Re: FYI: make's "max_jobs" needs to be separated from -j (now?)

From: <dsdqmzk_at_hotmail.com>
Date: Wed, 02 Oct 2024 14:39:32 UTC
Dan Mack wrote:
> On Wed, 2 Oct 2024, dsdqmzk@hotmail.com wrote:
> 
>> David Wolfskill wrote:
>>> I have been tracking stable/ and head (daily, with a few exceptions) for
>>> many years, now.  Over time, I set up a set of ([t]csh) aliases to
>>> simplify the exercise for me.
>>>
>>> Until yesterday, the "make -j${max_jobs} buildworld" construct had
>>> worked without issue, but (yesterday), the invocation failed quite
>>> quickly:
>>>
>>> | Tue Oct  1 11:54:18 UTC 2024
>>> | --- buildworld ---
>>> | make[1]: "/usr/src/Makefile.inc1" line 362: SYSTEM_COMPILER:
>>> Determined that CC=cc matches the source tree.  Not bootstrapping a
>>> cross-compiler.
>>> | make[1]: "/usr/src/Makefile.inc1" line 367: SYSTEM_LINKER:
>>> Determined that LD=ld matches the source tree.  Not bootstrapping a
>>> cross-linker.
>>> | --------------------------------------------------------------
>>> | >>> World build started on Tue Oct  1 11:54:18 UTC 2024
>>> | --------------------------------------------------------------
>>> | >>> Deleting stale files in build tree...
>>> |         0.14 real         0.23 user         0.10 sys
>>> | *** [_cleanworldtmp] Error code 6
>>> |
>>> | make[1]: stopped making "buildworld" in /usr/src
>>> | .ERROR_TARGET='_cleanworldtmp'
>>> | .ERROR_META_FILE=''
>>>
>>> On a bit of a whim, I tried adjusting the "max_jobs" values (downward),
>>> which didn't help, but removing the "-j14" entirely did not produce a
>>> failure.
>>>
>>> On the other hand, rebuilding clang/llvm with a single core on a laptop
>>> (when I actually want to be able to use the laptop later in the day
>>> while I'm at work) didn't seem productive.
>>>
>>> A bit more rather randomly "trying stuff" yielded the result that while
>>>
>>>     make -j14 buildworld
>>>
>>> failed (as described above),
>>>
>>>     make -j 14 buildworld
>>>
>>> carries on as before -- it's building lib/clang (and using multiple
>>> cores to do so)....  :-}
>>
>> Just got the same error, but both invocations didn't work, and I noticed
>> that bootstrapped version of mtree failed to run because of (now)
>> missing libmd.so.6.  I think it's not really related to whitespace
>> between -j and jobs number, rather you had to (re)build the bootstrap
>> tools.
> 
> I have been building current twice daily for a while and didn't notice
> this regression but I do have the space after "-j"
> 
>   #!/bin/sh
>    make -j 16 buildworld              > /logs/bw.$$ 2>&1 && \
>    make -j 8 kernel KERNCONF=GENERIC  > /logs/bk.$$ 2>&1 && \
>    sync && reboot

Do you also do `make delete-old-libs`?

> I grepped all my logs across 3 servers and did not see a single instance
> of [_cleanworldtmp] Error code ... in any of the logs.  What was the
> hash of the build you were on there, I can try to reproduce it quickly
> (but it might only trigger with your builddir state I guess)

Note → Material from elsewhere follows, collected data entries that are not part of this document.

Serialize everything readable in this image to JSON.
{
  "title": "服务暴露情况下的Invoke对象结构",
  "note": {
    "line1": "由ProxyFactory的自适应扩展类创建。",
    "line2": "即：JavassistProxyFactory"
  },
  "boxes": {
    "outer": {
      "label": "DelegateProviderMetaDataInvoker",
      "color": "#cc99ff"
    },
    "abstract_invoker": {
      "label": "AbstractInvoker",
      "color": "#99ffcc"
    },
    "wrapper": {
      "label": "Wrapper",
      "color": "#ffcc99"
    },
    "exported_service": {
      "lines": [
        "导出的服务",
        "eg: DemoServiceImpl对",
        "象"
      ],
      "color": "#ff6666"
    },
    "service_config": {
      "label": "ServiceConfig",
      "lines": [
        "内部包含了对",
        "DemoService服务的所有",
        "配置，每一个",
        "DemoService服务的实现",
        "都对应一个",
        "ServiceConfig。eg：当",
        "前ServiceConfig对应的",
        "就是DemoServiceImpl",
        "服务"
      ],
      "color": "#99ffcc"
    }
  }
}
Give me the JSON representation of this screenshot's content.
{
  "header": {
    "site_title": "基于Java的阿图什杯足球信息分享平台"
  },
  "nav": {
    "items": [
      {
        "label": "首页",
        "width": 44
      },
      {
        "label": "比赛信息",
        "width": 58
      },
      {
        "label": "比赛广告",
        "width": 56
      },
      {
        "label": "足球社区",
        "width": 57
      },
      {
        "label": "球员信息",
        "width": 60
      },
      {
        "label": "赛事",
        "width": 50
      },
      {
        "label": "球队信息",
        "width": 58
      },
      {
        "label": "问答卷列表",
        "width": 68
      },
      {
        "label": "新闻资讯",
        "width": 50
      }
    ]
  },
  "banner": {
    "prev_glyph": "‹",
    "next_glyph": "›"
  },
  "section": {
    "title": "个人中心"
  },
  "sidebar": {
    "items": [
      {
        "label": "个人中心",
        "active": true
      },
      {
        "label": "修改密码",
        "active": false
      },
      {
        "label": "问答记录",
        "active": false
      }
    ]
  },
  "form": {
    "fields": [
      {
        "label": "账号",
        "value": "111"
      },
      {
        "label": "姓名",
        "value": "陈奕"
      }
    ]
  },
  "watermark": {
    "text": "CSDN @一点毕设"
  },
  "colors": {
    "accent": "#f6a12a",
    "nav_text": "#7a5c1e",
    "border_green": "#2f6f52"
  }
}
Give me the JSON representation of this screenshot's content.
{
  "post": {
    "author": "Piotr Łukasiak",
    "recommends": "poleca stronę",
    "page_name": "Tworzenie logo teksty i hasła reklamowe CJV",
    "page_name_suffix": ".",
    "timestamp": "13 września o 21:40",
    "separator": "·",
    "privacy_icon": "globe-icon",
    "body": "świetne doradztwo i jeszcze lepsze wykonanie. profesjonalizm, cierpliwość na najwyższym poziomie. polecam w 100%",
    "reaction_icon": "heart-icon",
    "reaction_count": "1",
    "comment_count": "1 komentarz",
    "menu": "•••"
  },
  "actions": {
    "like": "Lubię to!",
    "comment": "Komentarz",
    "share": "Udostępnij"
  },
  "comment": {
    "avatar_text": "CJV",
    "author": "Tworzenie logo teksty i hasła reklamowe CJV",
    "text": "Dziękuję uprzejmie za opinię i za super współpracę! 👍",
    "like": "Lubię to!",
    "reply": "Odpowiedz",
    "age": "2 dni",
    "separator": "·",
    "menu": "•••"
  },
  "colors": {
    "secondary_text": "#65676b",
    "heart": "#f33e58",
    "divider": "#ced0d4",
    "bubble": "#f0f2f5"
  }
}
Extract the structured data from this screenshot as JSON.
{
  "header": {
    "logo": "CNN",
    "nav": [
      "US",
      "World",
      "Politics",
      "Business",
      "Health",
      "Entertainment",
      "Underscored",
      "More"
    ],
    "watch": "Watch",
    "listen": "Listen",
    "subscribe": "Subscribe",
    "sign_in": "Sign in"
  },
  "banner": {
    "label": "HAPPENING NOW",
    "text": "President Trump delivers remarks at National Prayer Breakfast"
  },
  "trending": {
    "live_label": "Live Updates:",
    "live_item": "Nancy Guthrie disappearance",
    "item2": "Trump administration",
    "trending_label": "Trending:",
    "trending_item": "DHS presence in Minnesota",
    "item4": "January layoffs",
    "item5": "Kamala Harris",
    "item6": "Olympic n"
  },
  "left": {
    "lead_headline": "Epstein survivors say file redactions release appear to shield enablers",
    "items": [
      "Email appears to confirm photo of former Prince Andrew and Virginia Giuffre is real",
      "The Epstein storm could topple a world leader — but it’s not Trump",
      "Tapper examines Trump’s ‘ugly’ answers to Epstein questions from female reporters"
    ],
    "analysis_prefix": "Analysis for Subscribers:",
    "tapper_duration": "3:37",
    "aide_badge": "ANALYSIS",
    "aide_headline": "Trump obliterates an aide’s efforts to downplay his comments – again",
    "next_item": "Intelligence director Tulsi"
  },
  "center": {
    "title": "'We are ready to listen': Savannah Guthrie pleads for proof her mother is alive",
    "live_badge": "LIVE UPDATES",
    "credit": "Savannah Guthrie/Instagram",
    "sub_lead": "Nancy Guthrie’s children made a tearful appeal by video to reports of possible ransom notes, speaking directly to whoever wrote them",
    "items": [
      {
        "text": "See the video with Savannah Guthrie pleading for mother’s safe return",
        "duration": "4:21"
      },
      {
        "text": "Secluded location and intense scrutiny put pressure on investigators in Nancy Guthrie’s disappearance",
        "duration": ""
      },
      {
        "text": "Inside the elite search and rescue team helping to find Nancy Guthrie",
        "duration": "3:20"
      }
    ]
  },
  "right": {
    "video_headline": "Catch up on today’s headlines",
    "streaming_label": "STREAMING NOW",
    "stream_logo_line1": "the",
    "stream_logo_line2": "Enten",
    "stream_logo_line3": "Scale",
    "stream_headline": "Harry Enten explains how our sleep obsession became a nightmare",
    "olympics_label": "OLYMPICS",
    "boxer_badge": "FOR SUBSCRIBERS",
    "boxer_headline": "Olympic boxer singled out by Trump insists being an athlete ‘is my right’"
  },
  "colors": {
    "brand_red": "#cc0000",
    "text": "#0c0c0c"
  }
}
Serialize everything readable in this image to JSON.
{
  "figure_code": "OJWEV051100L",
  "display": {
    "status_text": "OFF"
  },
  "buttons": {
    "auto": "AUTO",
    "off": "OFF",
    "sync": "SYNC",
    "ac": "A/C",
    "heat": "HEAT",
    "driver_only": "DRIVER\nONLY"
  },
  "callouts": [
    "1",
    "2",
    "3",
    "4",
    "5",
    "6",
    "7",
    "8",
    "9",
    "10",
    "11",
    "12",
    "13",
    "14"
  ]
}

If I understand the problem correctly, it should be as easy as:

1. build on pre-e7a629c851d system
2. install/reboot
3. make delete-old-libs
4. try to build world/kernel that fail as above, and, I think, make
kernel-toolchain was the one failing because mtree failed to run
(because of libmd.so.6 gone now)

In any case, wiping out /usr/obj solved it for me.